Saturday, June 13, 2009

The art of exegesis and the demolition of unintelligible arguments

Sometimes a key argument in an opposing brief or a reviewable judicial opinion is largely unintelligible. One way of attacking such an argument is simply to assert its unintelligibility, but what if the court disagrees? A related disadvantage of simple assertion is that even if the entire argument is unintelligible, the parts may not be. When only the parts are intelligible, attorneys are likely to respond to the parts and ignore the unintelligible whole, an approach that doesn't remove the risk that the judge thinks the whole does have some meaning you missed.

When unintelligibility is found, usually the poor reasoning in the attempt at argument causes it. The lawyer responding to such an argument should not pass up the opportunity to demolish the poorly reasoned argument, a more effective response than declaring it unintelligible. Demolishing the argument discredits it and helps prevent its resurrection by improvement, and the judge will be more satisfied to have a sense of understanding the intended argument than merely dismissing it. When the judge's interpretation is overly charitable, you can supplant the judge's interpretation of the argument with a well-reasoned exegesis of an opponent's or lower court's argument .

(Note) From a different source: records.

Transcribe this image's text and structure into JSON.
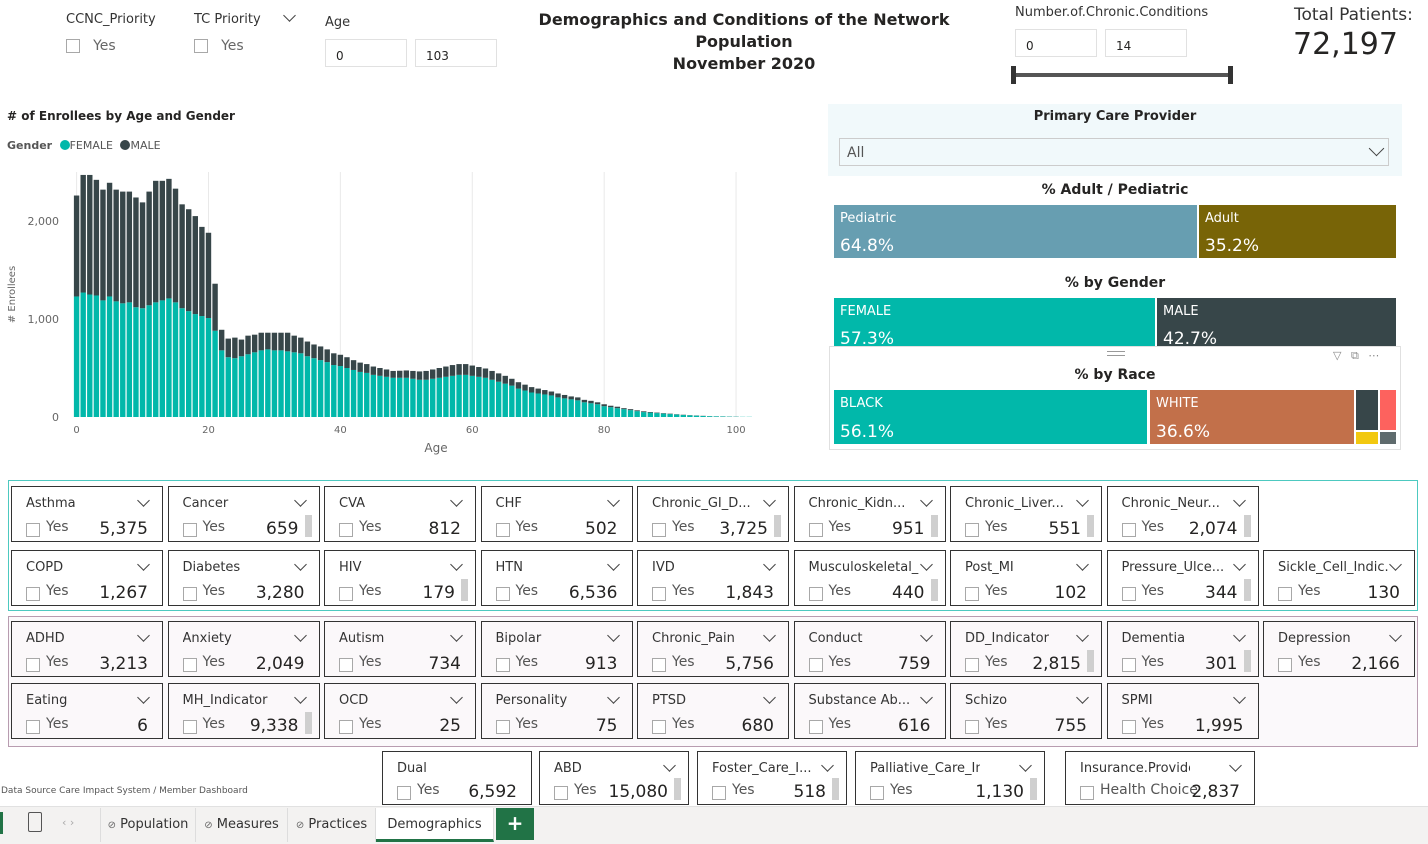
{
  "header": {
    "title_line1": "Demographics and Conditions of the Network Population",
    "title_line2": "November 2020",
    "total_label": "Total Patients:",
    "total_value": "72,197"
  },
  "filters": {
    "ccnc": {
      "label": "CCNC_Priority",
      "opt": "Yes"
    },
    "tc": {
      "label": "TC Priority",
      "opt": "Yes"
    },
    "age": {
      "label": "Age",
      "min": "0",
      "max": "103"
    },
    "chronic": {
      "label": "Number.of.Chronic.Conditions",
      "min": "0",
      "max": "14"
    }
  },
  "chart_data": {
    "type": "bar",
    "stacked": true,
    "title": "# of Enrollees by Age and Gender",
    "legend_title": "Gender",
    "xlabel": "Age",
    "ylabel": "# Enrollees",
    "xlim": [
      -1,
      110
    ],
    "ylim": [
      0,
      2500
    ],
    "xticks": [
      "0",
      "20",
      "40",
      "60",
      "80",
      "100"
    ],
    "yticks": [
      "0",
      "1,000",
      "2,000"
    ],
    "series": [
      {
        "name": "FEMALE",
        "color": "#01B8AA",
        "values": [
          1230,
          1270,
          1250,
          1240,
          1190,
          1230,
          1180,
          1160,
          1170,
          1120,
          1110,
          1140,
          1170,
          1190,
          1210,
          1170,
          1110,
          1080,
          1050,
          1030,
          1010,
          880,
          680,
          610,
          600,
          620,
          640,
          660,
          680,
          690,
          680,
          680,
          670,
          660,
          650,
          620,
          600,
          580,
          560,
          530,
          520,
          500,
          480,
          460,
          450,
          430,
          420,
          410,
          400,
          400,
          400,
          390,
          380,
          380,
          390,
          400,
          410,
          420,
          430,
          430,
          420,
          410,
          400,
          380,
          360,
          340,
          320,
          290,
          270,
          250,
          240,
          230,
          220,
          200,
          190,
          180,
          170,
          150,
          140,
          130,
          110,
          100,
          90,
          80,
          70,
          60,
          50,
          45,
          40,
          35,
          30,
          25,
          20,
          17,
          14,
          10,
          8,
          6,
          5,
          4,
          3,
          2,
          2
        ]
      },
      {
        "name": "MALE",
        "color": "#374649",
        "values": [
          1030,
          1200,
          1220,
          1180,
          1130,
          1160,
          1140,
          1140,
          1130,
          1120,
          1080,
          1160,
          1240,
          1220,
          1220,
          1160,
          1060,
          1040,
          1000,
          910,
          870,
          480,
          210,
          190,
          210,
          170,
          190,
          180,
          180,
          170,
          180,
          180,
          190,
          170,
          160,
          150,
          140,
          140,
          130,
          120,
          115,
          110,
          100,
          95,
          90,
          85,
          80,
          75,
          70,
          72,
          75,
          80,
          85,
          90,
          95,
          100,
          105,
          110,
          110,
          110,
          105,
          100,
          95,
          90,
          85,
          80,
          70,
          65,
          60,
          55,
          50,
          45,
          40,
          40,
          35,
          30,
          30,
          25,
          25,
          20,
          20,
          15,
          15,
          10,
          10,
          8,
          8,
          6,
          5,
          4,
          4,
          3,
          3,
          2,
          2,
          2,
          1,
          1,
          1,
          1,
          1,
          0,
          0
        ]
      }
    ]
  },
  "pcp": {
    "label": "Primary Care Provider",
    "value": "All"
  },
  "adult_ped": {
    "title": "% Adult / Pediatric",
    "segs": [
      {
        "name": "Pediatric",
        "value": "64.8%",
        "color": "#679EB1"
      },
      {
        "name": "Adult",
        "value": "35.2%",
        "color": "#786407"
      }
    ]
  },
  "gender": {
    "title": "% by Gender",
    "segs": [
      {
        "name": "FEMALE",
        "value": "57.3%",
        "color": "#01B8AA"
      },
      {
        "name": "MALE",
        "value": "42.7%",
        "color": "#374649"
      }
    ]
  },
  "race": {
    "title": "% by Race",
    "segs": [
      {
        "name": "BLACK",
        "value": "56.1%",
        "color": "#01B8AA"
      },
      {
        "name": "WHITE",
        "value": "36.6%",
        "color": "#C2704A"
      }
    ]
  },
  "physical": [
    {
      "name": "Asthma",
      "value": "5,375"
    },
    {
      "name": "Cancer",
      "value": "659"
    },
    {
      "name": "CVA",
      "value": "812"
    },
    {
      "name": "CHF",
      "value": "502"
    },
    {
      "name": "Chronic_GI_D...",
      "value": "3,725"
    },
    {
      "name": "Chronic_Kidn...",
      "value": "951"
    },
    {
      "name": "Chronic_Liver...",
      "value": "551"
    },
    {
      "name": "Chronic_Neur...",
      "value": "2,074"
    },
    {
      "name": "COPD",
      "value": "1,267"
    },
    {
      "name": "Diabetes",
      "value": "3,280"
    },
    {
      "name": "HIV",
      "value": "179"
    },
    {
      "name": "HTN",
      "value": "6,536"
    },
    {
      "name": "IVD",
      "value": "1,843"
    },
    {
      "name": "Musculoskeletal_...",
      "value": "440"
    },
    {
      "name": "Post_MI",
      "value": "102"
    },
    {
      "name": "Pressure_Ulce...",
      "value": "344"
    },
    {
      "name": "Sickle_Cell_Indic...",
      "value": "130"
    }
  ],
  "behavioral": [
    {
      "name": "ADHD",
      "value": "3,213"
    },
    {
      "name": "Anxiety",
      "value": "2,049"
    },
    {
      "name": "Autism",
      "value": "734"
    },
    {
      "name": "Bipolar",
      "value": "913"
    },
    {
      "name": "Chronic_Pain",
      "value": "5,756"
    },
    {
      "name": "Conduct",
      "value": "759"
    },
    {
      "name": "DD_Indicator",
      "value": "2,815"
    },
    {
      "name": "Dementia",
      "value": "301"
    },
    {
      "name": "Depression",
      "value": "2,166"
    },
    {
      "name": "Eating",
      "value": "6"
    },
    {
      "name": "MH_Indicator",
      "value": "9,338"
    },
    {
      "name": "OCD",
      "value": "25"
    },
    {
      "name": "Personality",
      "value": "75"
    },
    {
      "name": "PTSD",
      "value": "680"
    },
    {
      "name": "Substance Ab...",
      "value": "616"
    },
    {
      "name": "Schizo",
      "value": "755"
    },
    {
      "name": "SPMI",
      "value": "1,995"
    }
  ],
  "extra": [
    {
      "name": "Dual",
      "value": "6,592",
      "opt": "Yes"
    },
    {
      "name": "ABD",
      "value": "15,080",
      "opt": "Yes"
    },
    {
      "name": "Foster_Care_I...",
      "value": "518",
      "opt": "Yes"
    },
    {
      "name": "Palliative_Care_Indic...",
      "value": "1,130",
      "opt": "Yes"
    },
    {
      "name": "Insurance.Provider",
      "value": "2,837",
      "opt": "Health Choice"
    }
  ],
  "yes_label": "Yes",
  "footer": "Data Source Care Impact System / Member Dashboard",
  "tabs": {
    "population": "Population",
    "measures": "Measures",
    "practices": "Practices",
    "demographics": "Demographics",
    "add": "+"
  }
}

The following argument comes from a judge's order in a State Bar discipline case where the prosecution is trying to disbar Philip E. Kay for disobedience to court orders. California State Bar cases are an excellent source of examples of terrible writing and even worse logic. The paragraphs I'll quote served to oppose Kay's claim that the State Bar withheld exculpatory evidence relevant to the statute of limitations. The evidence was from testimony in a federal suit on employment issues by a former state bar prosecutor (Konig). Here are the paragraphs:

In general, a prosecutor's opinions and impression of the case are not discoverable under the duty to disclose exculpatory evidence respondents assert that the Konig federal lawsuit contains conclusions of individual prosecutors that is at odds with the State Bar's position in this case, specifically referencing statements that judge Anello was a complaining witness in this case. However, the issue of whether Judge Anello was a complaining witness was not relevant in either the Konig federal or state cases. Moreover, witnesses must testify to facts and not their opinions or conclusions. Likewise, the use of slang is not evidence. Further, it is the opinion of the Office of the Chief Trial Counsel and not individual prosecutors that matters.

Even experts usually may not testify as to questions of law. That is, the opinion of a witness on a question of law is generally incompetent and inadmissable. Likewise, individual prosecutors cannot testify as to their individual opinions and conclusions regarding the law in a matter they were involved in; and respondents have no right to the prosecutors' individual opinions and conclusions. Nor are they relevant.

The bar-court's paragraphs are a mess, as revealed in the transitions, which strive to give the impression of logic while flouting it. Separate arguments are tied together with "however" and "moreover" without demonstrating the corresponding logical relationship between them. Since the paragraphs seem to express no unified argument, the confused argument tempts attorneys to ignore the argument as a whole and respond to each of the separate claims, such as the one claiming Judge Anello's status as a complaining witness wasn't relevant in the cases Kay wants to access. Kay could respond that Judge Anello's status as a complaining witness was relevant in the federal case because the district court stated in its conclusion that Anello was the complaining witness. I don't quarrel with that argument, but it isn't the central point to be made in response. To construct the most effective opposition, one should first figure out what the State Bar is really saying.

Helping the State Bar substitute a coherent meaning for the quoted confusion isn't doing the State Bar a favor. The State Bar applies rules prohibiting use of opinions of individual prosecutors to support conclusions about which opinion is correct, meaning if the State Bar officially characterized Judge Anello as not being a complaining witness, you cannot counterpose the opinion of specific prosecutors as authoritative or as true. The rules the State Bar tries to invoke are analogous to the hearsay rule, which states that second hand statements cannot serve as evidence for their truth. Similarly, the opinions of prosecutors cannot be invoked to prove their truth, but Kay didn't unseal the Konig records to prove that Judge Anello was a complaining witness because prosecutors said he was but to prove facts, such as his role in charging Kay, that implied he was. The same facts are circumstantial evidence that, contrary to what the State Bar claims, it regarded him as a complaining witness. The key to undermining the State Bar Court's argument as a whole is exhibiting its central mistake and analogizing it to a misapplication of the hearsay rule.

1 comment:

  1. Similar to what you mention about "what if the court disagrees," I would offer an additional piece of advice: don't be a jerk!

    When faced with one of these arguments, I prefer to use phrases like "appears to argue" and, absent extreme circumstances, I always avoid referring to counsel directly.

    If your writing is taken as a personal attack against opposing counsel, whether criticizing their writing or otherwise, the effect will be for the judge or judges to more closely examine you're own writing and find some way to show you that you are not the smartest person in the room.